According to the 2:00 p.m. EDT alert from the National Hurricane Center in Miami, the tropical storm was about 75 miles east of the island of Dominica with maximum sustained winds of 45 miles per hour. The fast-moving storm was headed west at 21 mph toward the Leeward Islands on a track near or south of the Virgin Islands and Puerto Rico on Thursday morning and en route to the Dominican Republic by Thursday night.
Tropical storm warnings are in effect across the Caribbean from Martinique to Puerto Rico. A hurricane watch, meanwhile, covers the Caribbean from the Virgin Islands across to the southern shore of the Dominican Republic. If Isaac continues on its projected course, it could weaken over Hispaniola and hit Cuba as a tropical storm before re-emerging south of Florida as a hurricane on Monday.

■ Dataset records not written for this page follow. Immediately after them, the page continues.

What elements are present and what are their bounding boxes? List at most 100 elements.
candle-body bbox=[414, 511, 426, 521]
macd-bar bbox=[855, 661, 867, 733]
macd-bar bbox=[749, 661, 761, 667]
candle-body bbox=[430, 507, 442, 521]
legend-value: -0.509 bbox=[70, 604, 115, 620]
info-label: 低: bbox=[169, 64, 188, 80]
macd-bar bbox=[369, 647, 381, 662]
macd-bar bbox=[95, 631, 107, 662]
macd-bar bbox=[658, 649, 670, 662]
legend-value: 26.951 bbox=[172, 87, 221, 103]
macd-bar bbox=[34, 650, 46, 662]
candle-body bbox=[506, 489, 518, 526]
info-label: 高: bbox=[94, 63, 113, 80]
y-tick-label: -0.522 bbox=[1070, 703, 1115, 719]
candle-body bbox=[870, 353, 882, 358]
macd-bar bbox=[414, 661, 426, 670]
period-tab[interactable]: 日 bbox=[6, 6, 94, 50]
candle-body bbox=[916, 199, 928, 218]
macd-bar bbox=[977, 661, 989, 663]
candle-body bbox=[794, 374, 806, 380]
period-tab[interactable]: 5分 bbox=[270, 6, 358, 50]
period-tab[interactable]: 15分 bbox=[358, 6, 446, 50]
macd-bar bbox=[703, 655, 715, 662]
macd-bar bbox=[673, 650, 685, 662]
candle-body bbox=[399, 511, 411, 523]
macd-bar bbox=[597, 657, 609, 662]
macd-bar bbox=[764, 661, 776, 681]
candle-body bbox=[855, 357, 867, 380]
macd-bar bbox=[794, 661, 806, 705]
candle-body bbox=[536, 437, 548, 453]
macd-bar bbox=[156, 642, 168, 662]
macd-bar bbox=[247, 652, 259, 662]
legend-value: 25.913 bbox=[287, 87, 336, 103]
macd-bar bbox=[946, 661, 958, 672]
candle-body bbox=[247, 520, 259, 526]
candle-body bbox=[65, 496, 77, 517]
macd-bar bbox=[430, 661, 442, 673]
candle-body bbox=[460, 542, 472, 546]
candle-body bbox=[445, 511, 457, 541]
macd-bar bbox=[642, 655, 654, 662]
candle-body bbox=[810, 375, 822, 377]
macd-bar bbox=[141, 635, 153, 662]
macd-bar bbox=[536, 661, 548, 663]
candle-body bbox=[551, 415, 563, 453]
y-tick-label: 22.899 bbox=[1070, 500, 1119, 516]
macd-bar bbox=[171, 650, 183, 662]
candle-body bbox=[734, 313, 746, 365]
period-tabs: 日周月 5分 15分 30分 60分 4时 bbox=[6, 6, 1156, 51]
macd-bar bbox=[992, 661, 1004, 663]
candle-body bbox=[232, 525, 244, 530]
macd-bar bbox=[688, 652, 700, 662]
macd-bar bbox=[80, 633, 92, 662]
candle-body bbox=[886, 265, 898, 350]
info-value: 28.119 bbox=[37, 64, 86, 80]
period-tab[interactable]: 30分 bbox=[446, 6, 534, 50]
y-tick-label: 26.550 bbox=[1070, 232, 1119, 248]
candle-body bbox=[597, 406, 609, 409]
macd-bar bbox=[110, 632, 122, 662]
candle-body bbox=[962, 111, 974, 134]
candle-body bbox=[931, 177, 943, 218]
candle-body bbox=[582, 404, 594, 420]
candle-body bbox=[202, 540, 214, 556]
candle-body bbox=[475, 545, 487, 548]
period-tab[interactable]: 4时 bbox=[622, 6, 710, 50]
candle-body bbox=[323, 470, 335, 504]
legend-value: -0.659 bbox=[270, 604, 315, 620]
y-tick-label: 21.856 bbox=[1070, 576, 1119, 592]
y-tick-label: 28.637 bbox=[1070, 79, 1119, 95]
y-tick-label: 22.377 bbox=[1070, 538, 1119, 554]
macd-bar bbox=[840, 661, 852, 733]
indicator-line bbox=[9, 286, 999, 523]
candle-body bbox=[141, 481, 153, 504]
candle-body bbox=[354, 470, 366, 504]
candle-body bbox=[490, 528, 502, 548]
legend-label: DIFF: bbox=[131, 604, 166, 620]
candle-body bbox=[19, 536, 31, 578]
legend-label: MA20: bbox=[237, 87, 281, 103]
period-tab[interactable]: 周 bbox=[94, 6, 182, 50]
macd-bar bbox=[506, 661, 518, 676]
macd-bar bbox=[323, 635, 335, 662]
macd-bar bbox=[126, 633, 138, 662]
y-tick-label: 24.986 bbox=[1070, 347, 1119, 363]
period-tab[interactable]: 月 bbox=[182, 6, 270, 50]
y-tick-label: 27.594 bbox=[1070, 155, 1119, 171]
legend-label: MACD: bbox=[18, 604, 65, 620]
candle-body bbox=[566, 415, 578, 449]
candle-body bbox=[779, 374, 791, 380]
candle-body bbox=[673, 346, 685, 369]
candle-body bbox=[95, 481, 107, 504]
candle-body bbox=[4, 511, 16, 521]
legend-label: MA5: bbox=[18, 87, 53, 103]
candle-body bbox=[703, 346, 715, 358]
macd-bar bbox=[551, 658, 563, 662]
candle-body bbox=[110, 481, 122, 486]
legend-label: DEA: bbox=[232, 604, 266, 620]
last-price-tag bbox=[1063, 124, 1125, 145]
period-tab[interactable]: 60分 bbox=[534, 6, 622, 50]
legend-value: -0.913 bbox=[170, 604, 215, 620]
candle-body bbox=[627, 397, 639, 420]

The menacing storm has already caused numerous travel disruptions and more are likely to come.
Liat, the major inter-Caribbean carrier, canceled 15 flights into and out of the Leeward Islands on Wednesday and said, pending the closure of several airports, that there will be further disruptions on Thursday. The airline will, however, allow passengers to change their flights free of charge for a period of one week from the date of their originally scheduled trip.
Caribbean Airlines, the region's other major carrier, has also canceled some of its flights in the Leeward Islands, though the airline has not released any official figures.

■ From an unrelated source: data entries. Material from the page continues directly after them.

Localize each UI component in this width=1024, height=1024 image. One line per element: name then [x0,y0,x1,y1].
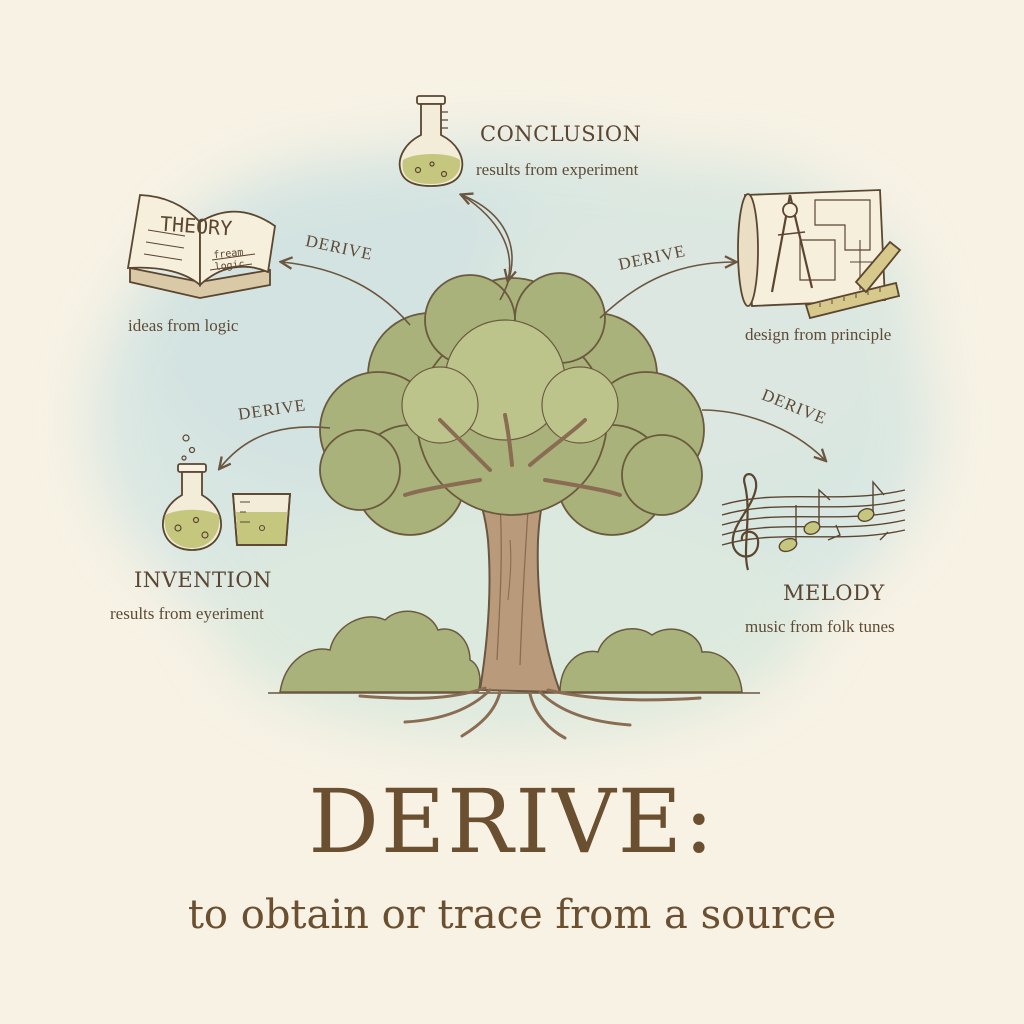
conclusion-title: CONCLUSION [480,122,642,146]
music-notes-icon [721,473,906,571]
theory-subtitle: ideas from logic [128,316,239,335]
book-cover-text: THEORY [159,211,233,241]
blueprint-icon [737,189,902,320]
arrow-to-conclusion [462,195,513,301]
tree-roots [358,686,702,740]
bushes [279,610,743,693]
main-heading: DERIVE: [308,770,716,873]
lab-flask-icon [162,434,222,551]
invention-title: INVENTION [134,568,272,592]
book-small-text: fream logic [212,247,246,274]
book-icon [126,194,276,299]
invention-subtitle: results from eyeriment [110,604,264,623]
arrow-to-theory [282,262,411,326]
tree-branches [403,413,622,497]
melody-title: MELODY [783,581,885,605]
arrow-to-invention [220,426,331,468]
arrow-to-design [599,262,735,319]
arrow-from-conclusion [461,194,510,280]
arrow-to-melody [701,409,825,460]
design-subtitle: design from principle [745,325,892,344]
definition-text: to obtain or trace from a source [187,892,837,938]
arrows [220,195,825,468]
beaker-icon [232,493,291,546]
conclusion-subtitle: results from experiment [476,160,639,179]
melody-subtitle: music from folk tunes [745,617,895,636]
foliage-highlights [401,319,619,444]
flask-icon [398,95,464,187]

American Eagle, a subsidiary of American Airlines, said it has canceled eight flights to and from Miami along with eight flights to and from San Juan. A spokesperson for the airline said passengers affected by the storm can change their flights free of charge for dates through Aug. 28.
United Airlines will also wave change fees for its flights in and out of the Virgin Islands, Puerto Rico and the Dominican Republic for those scheduled to travel between Aug. 22 and Aug. 25.
JetBlue will waive all change and cancel fees and fare differences for customers traveling between Aug. 22 and Aug. 24 to all of its destinations from the Leeward Islands to the Dominican Republic.
Several regional ferries connecting the Leeward Islands have also ceased operation.
Cruises, meanwhile, have a different modus operandi. They rarely cancel trips, choosing instead to re-route voyages to destinations away from oncoming storms.
Royal Caribbean said in a statement that it was monitoring the path and progress of the storm, but it has yet to alter the itineraries of any ship that departs Thursday through Sunday. Norwegian Cruise Line, too, issued a weather alert saying it is monitoring the storm, but has not altered any schedules.
Carnival and Disney Cruises have not modified any of their sailings departing on or after Thursday, either, but the cruise lines said they are keeping a close eye on the storm.
If Isaac maintains its projected course, the cruise operators will likely make changes within the next 24 hours.